Introduction to Sequences

• A sequence is a list of numbers in a specific order, where each number is called a term of the sequence.
• Sequences can be finite (having a definite number of terms) or infinite (never ending).
• The notation a_n often represents the nth term of a sequence.
• The difference between consecutive terms characterises arithmetic sequences. This difference is constant and is called the common difference.
• In geometric sequences, each term is a fixed multiple of the previous term. This multiple is constant and is called the common ratio.
• Formulas for the nth term exist for both arithmetic and geometric sequences: a_n = a + (n-1)d for arithmetic sequences and a_n = ar^n-1 for geometric sequences, where a is the first term, d is the common difference, r is the common ratio, and n is the term number.

Understanding Series

• A series is the sum of the terms in a sequence.
• The sum of the first n terms in a series is often represented as S_n.
• There are formulas to calculate the sum of the first n terms in arithmetic and geometric sequences: S_n = n/2 (2a + (n-1)d) for arithmetic series and S_n = a (1-rⁿ)/(1-r) for geometric series when |r|<1.
• In the case of geometric series where |r|≥1, the sum of the terms approaches infinity as n increases; this is called a divergent series. When |r|<1, the sum of the terms approaches a finite limit as n increases; this is called a convergent series.

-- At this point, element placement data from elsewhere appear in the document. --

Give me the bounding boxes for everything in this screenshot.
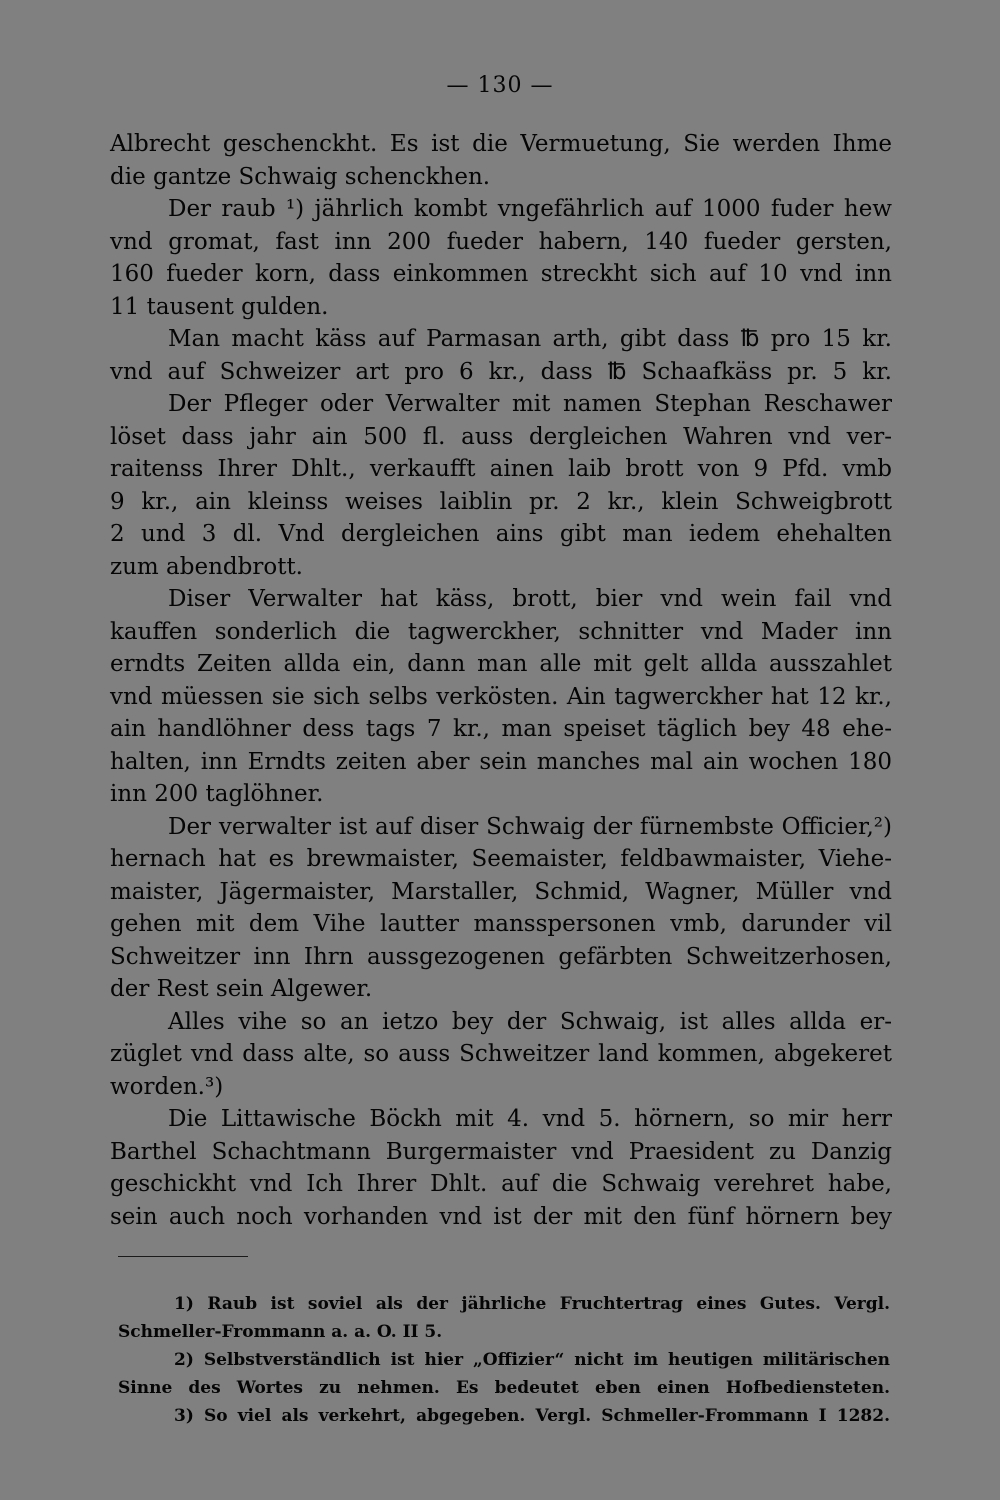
text-line: Schweitzer inn Ihrn aussgezogenen gefärbten Schweitzerhosen,	[110, 943, 892, 970]
text-line: vnd auf Schweizer art pro 6 kr., dass ℔ Schaafkäss pr. 5 kr.	[110, 358, 892, 385]
text-line: maister, Jägermaister, Marstaller, Schmid, Wagner, Müller vnd	[110, 878, 892, 905]
footnote-divider	[118, 1256, 248, 1257]
text-line: halten, inn Erndts zeiten aber sein manches mal ain wochen 180	[110, 748, 892, 775]
text-line: 11 tausent gulden.	[110, 293, 329, 320]
footnote-line: Schmeller-Frommann a. a. O. II 5.	[118, 1322, 443, 1342]
text-line: kauffen sonderlich die tagwerckher, schnitter vnd Mader inn	[110, 618, 892, 645]
text-line: Der raub ¹) jährlich kombt vngefährlich auf 1000 fuder hew	[168, 196, 892, 222]
footnotes	[118, 1290, 890, 1430]
text-line: Diser Verwalter hat käss, brott, bier vnd wein fail vnd	[168, 586, 892, 612]
text-line: 9 kr., ain kleinss weises laiblin pr. 2 kr., klein Schweigbrott	[110, 488, 892, 515]
page-number: — 130 —	[446, 73, 554, 98]
text-line: 160 fueder korn, dass einkommen streckht sich auf 10 vnd inn	[110, 261, 892, 287]
text-line: der Rest sein Algewer.	[110, 976, 373, 1002]
text-line: sein auch noch vorhanden vnd ist der mit den fünf hörnern bey	[110, 1203, 892, 1230]
text-line: zum abendbrott.	[110, 553, 303, 580]
text-line: Der Pfleger oder Verwalter mit namen Stephan Reschawer	[168, 391, 892, 417]
text-line: geschickht vnd Ich Ihrer Dhlt. auf die Schwaig verehret habe,	[110, 1171, 892, 1197]
body-text	[110, 128, 892, 1233]
footnote-line: Sinne des Wortes zu nehmen. Es bedeutet eben einen Hofbediensteten.	[118, 1378, 890, 1398]
text-line: worden.³)	[110, 1073, 224, 1100]
text-line: Alles vihe so an ietzo bey der Schwaig, ist alles allda er-	[168, 1008, 892, 1035]
text-line: ain handlöhner dess tags 7 kr., man speiset täglich bey 48 ehe-	[110, 716, 892, 742]
text-line: erndts Zeiten allda ein, dann man alle mit gelt allda ausszahlet	[110, 651, 892, 677]
text-line: Der verwalter ist auf diser Schwaig der fürnembste Officier,²)	[168, 813, 892, 840]
text-line: züglet vnd dass alte, so auss Schweitzer land kommen, abgekeret	[110, 1041, 892, 1067]
text-line: vnd gromat, fast inn 200 fueder habern, 140 fueder gersten,	[110, 228, 892, 255]
text-line: Die Littawische Böckh mit 4. vnd 5. hörnern, so mir herr	[168, 1106, 892, 1132]
text-line: hernach hat es brewmaister, Seemaister, feldbawmaister, Viehe-	[110, 846, 892, 872]
text-line: Man macht käss auf Parmasan arth, gibt dass ℔ pro 15 kr.	[168, 326, 892, 352]
footnote-line: 3) So viel als verkehrt, abgegeben. Vergl. Schmeller-Frommann I 1282.	[174, 1406, 890, 1426]
text-line: löset dass jahr ain 500 fl. auss dergleichen Wahren vnd ver-	[110, 423, 892, 450]
footnote-line: 2) Selbstverständlich ist hier „Offizier“ nicht im heutigen militärischen	[174, 1350, 890, 1370]
text-line: inn 200 taglöhner.	[110, 781, 324, 807]
text-line: Albrecht geschenckht. Es ist die Vermuetung, Sie werden Ihme	[110, 131, 892, 157]
text-line: Barthel Schachtmann Burgermaister vnd Praesident zu Danzig	[110, 1138, 892, 1165]
footnote-line: 1) Raub ist soviel als der jährliche Fruchtertrag eines Gutes. Vergl.	[174, 1294, 890, 1314]
text-line: 2 und 3 dl. Vnd dergleichen ains gibt man iedem ehehalten	[110, 521, 892, 547]
text-line: gehen mit dem Vihe lautter mansspersonen vmb, darunder vil	[110, 911, 892, 937]
text-line: die gantze Schwaig schenckhen.	[110, 163, 491, 190]
text-line: raitenss Ihrer Dhlt., verkaufft ainen laib brott von 9 Pfd. vmb	[110, 456, 892, 482]
text-line: vnd müessen sie sich selbs verkösten. Ain tagwerckher hat 12 kr.,	[110, 683, 892, 710]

Working with Sequences and Series

• Recursive sequences are those wherein each term is defined based on previous terms. The Fibonacci sequence is a classical example of this.
• Sequences and series can be found in various fields and concepts such as finance (calculating compound interest), physics (calculating distance travelled under constant acceleration), and computer algorithms (generating number sequences or patterns).
• Real-life applications often involve infinite geometric series, with their sums representing a physical total or limit (for example, the total distance covered in a constantly decelerating process).
• You can graph the terms of a sequence to demonstrate the relationship between the terms. Arithmetic sequences yield a linear graph, while geometric sequences yield an exponential graph with either growth or decay depending on the common ratio.

Finding Limits

• The limit of a sequence (L) is the value the sequence gets closer to as the number of terms increases. In other words, if a sequence gets closer and closer to a particular value as n becomes very large, then that value is the limit of the sequence.
• The limit of an arithmetic sequence is either infinity, negative infinity, or non-existent because the sequence just keeps growing or decreasing.
• The limit of a geometric sequence is dependent on the common ratio, r. If |r|<1, then the limit is 0; if r=1, the limit is the first term, a; if r>1 or r<-1, the limit does not exist (sequence diverges). For example, the sequence defined by a_n = (1/2)^n-1 has a limit of 0.
• Convergence or divergence of sequences are important concepts when dealing with infinite series. An infinite series will only have a finite sum (i.e., converge) if the sequence it is based on has a limit of zero.